Lanza goes even further, and characterizes the years of psychiatric treatment he received since childhood explicitly as abusive: “I was molested at least a dozen times by a few different adults when I was a child. It wasn’t my decision at all: I was coerced into it… What do each of the adults have in common? They were doctors, and each of them were sanctioned by my parents to do it. This happens to virtually every child without their input into the matter: Their parents sanction it.”
Of course Lanza’s doctors were well meaning people, who only had his best interests at heart. Regardless of this, however, at the same time, his identification of them as a system of psychological control designed to suppress his own individuality formed the core of the resentment that drove him to violence.

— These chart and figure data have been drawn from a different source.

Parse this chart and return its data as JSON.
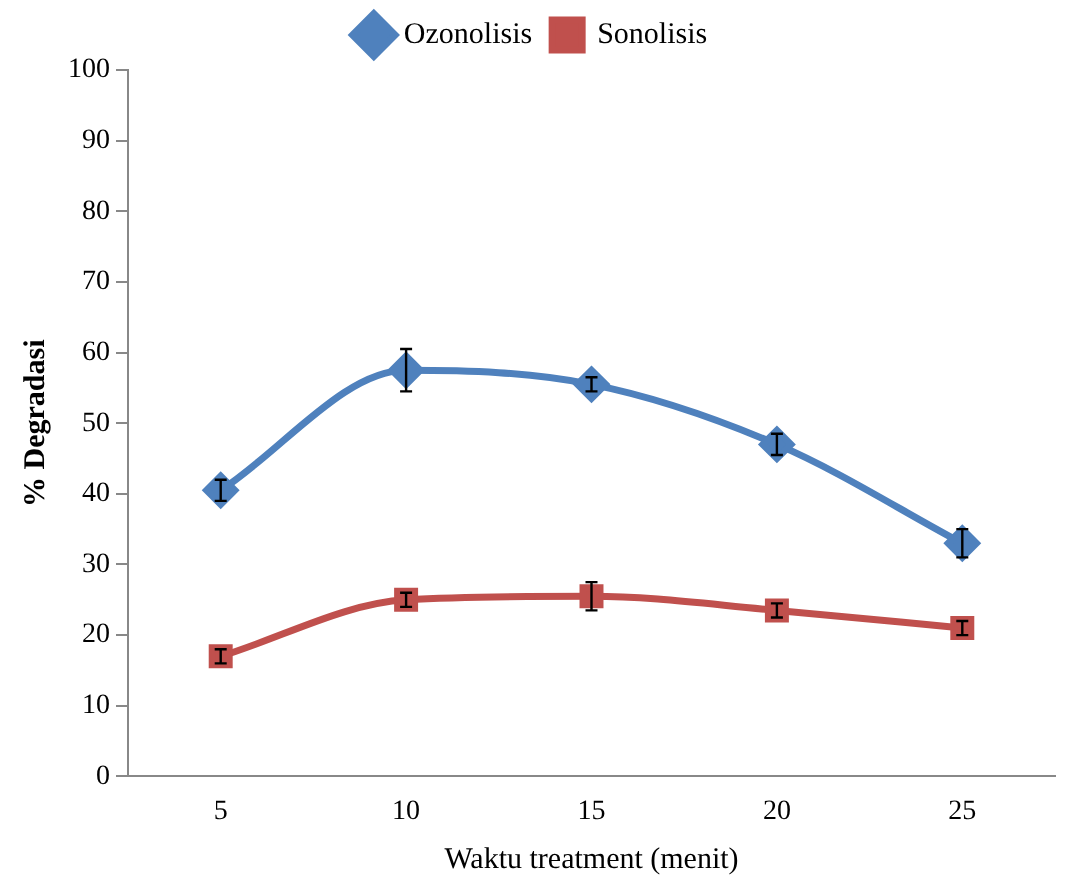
{
  "chart_data": {
    "type": "line",
    "xlabel": "Waktu treatment (menit)",
    "ylabel": "% Degradasi",
    "categories": [
      "5",
      "10",
      "15",
      "20",
      "25"
    ],
    "series": [
      {
        "name": "Ozonolisis",
        "color": "#4f81bd",
        "marker": "diamond",
        "values": [
          40.5,
          57.5,
          55.5,
          47,
          33
        ],
        "errors": [
          1.5,
          3,
          1,
          1.5,
          2
        ]
      },
      {
        "name": "Sonolisis",
        "color": "#c0504d",
        "marker": "square",
        "values": [
          17,
          25,
          25.5,
          23.5,
          21
        ],
        "errors": [
          1,
          1,
          2,
          1,
          1
        ]
      }
    ],
    "ylim": [
      0,
      100
    ],
    "yticks": [
      0,
      10,
      20,
      30,
      40,
      50,
      60,
      70,
      80,
      90,
      100
    ],
    "grid": false,
    "legend": "top"
  }
}
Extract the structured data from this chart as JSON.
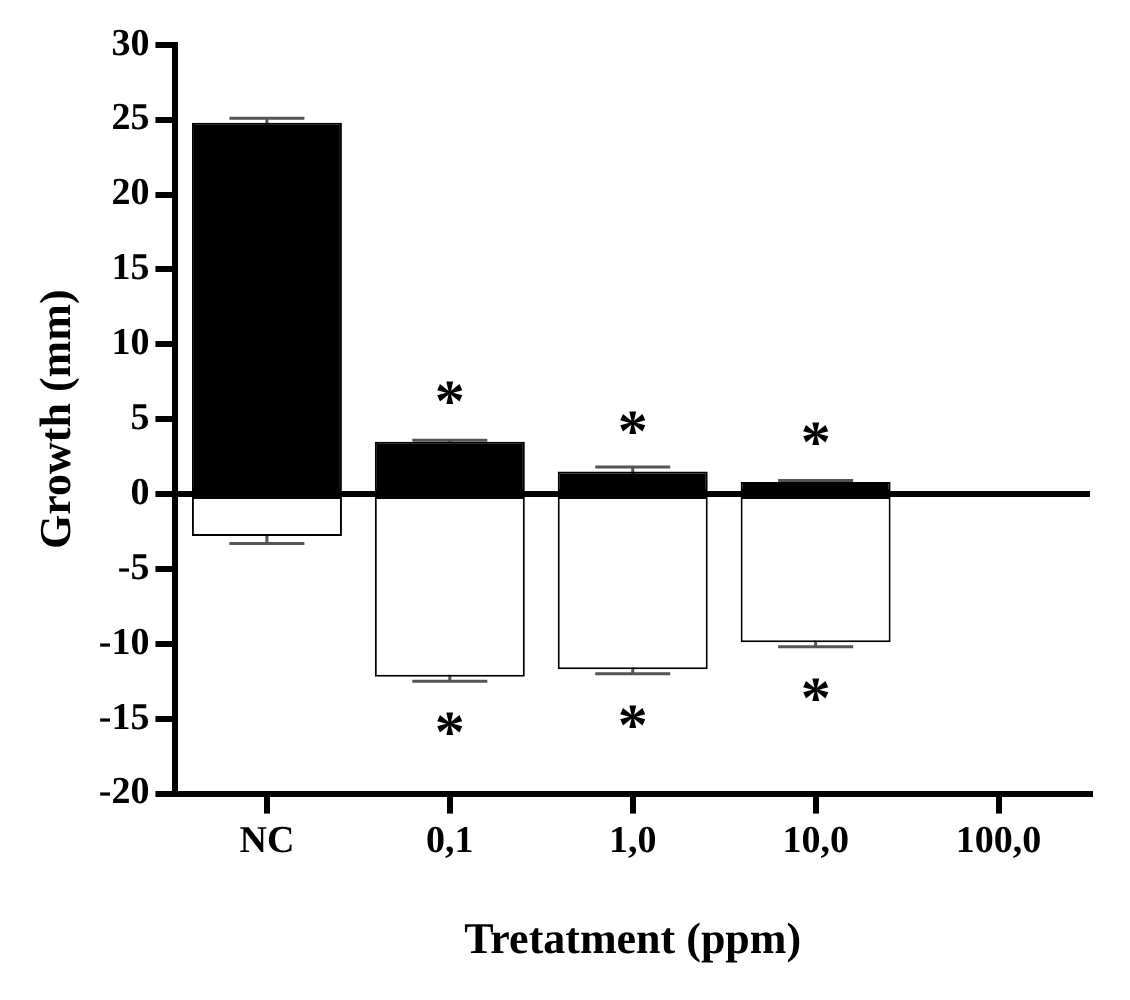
{
  "chart_data": {
    "type": "bar",
    "xlabel": "Tretatment (ppm)",
    "ylabel": "Growth (mm)",
    "categories": [
      "NC",
      "0,1",
      "1,0",
      "10,0",
      "100,0"
    ],
    "stacked": true,
    "series": [
      {
        "color": "#000000",
        "values": [
          24.8,
          3.5,
          1.5,
          0.8,
          null
        ],
        "errors": [
          0.3,
          0.1,
          0.3,
          0.1,
          null
        ]
      },
      {
        "color": "#ffffff",
        "values": [
          -2.8,
          -12.2,
          -11.7,
          -9.9,
          null
        ],
        "errors": [
          0.5,
          0.3,
          0.3,
          0.3,
          null
        ]
      }
    ],
    "ylim": [
      -20,
      30
    ],
    "yticks": [
      -20,
      -15,
      -10,
      -5,
      0,
      5,
      10,
      15,
      20,
      25,
      30
    ],
    "ref_lines": [
      {
        "axis": "y",
        "value": 0,
        "color": "#000000"
      }
    ],
    "annotations": [
      {
        "text": "*",
        "x": "0,1",
        "y": 3.5
      },
      {
        "text": "*",
        "x": "1,0",
        "y": 1.5
      },
      {
        "text": "*",
        "x": "10,0",
        "y": 0.8
      },
      {
        "text": "*",
        "x": "0,1",
        "y": -12.2
      },
      {
        "text": "*",
        "x": "1,0",
        "y": -11.7
      },
      {
        "text": "*",
        "x": "10,0",
        "y": -9.9
      }
    ],
    "grid": false,
    "legend": false
  }
}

Can we really conclude that more mental health treatment would have prevented what happened? Like Dr. Murray’s personality modification experiments at Harvard, perhaps the attention Lanza received backfired in exactly the right way needed to twist him around into the very thing his doctors worried he would become. Perhaps their treatments, in the end, formed a self-fulfilling prophecy of social isolation and violent, vindictive bitterness. Maybe James Holmes never meant to claim he was some kind of Manchurian candidate brainwashed by DARPA to carry out false flag attacks. Maybe he meant only to say, as Adam Lanza did, that the psychological treatment and “enculturation” his counselors hoped would bring him back from the brink, were the very thing that pushed him over the edge.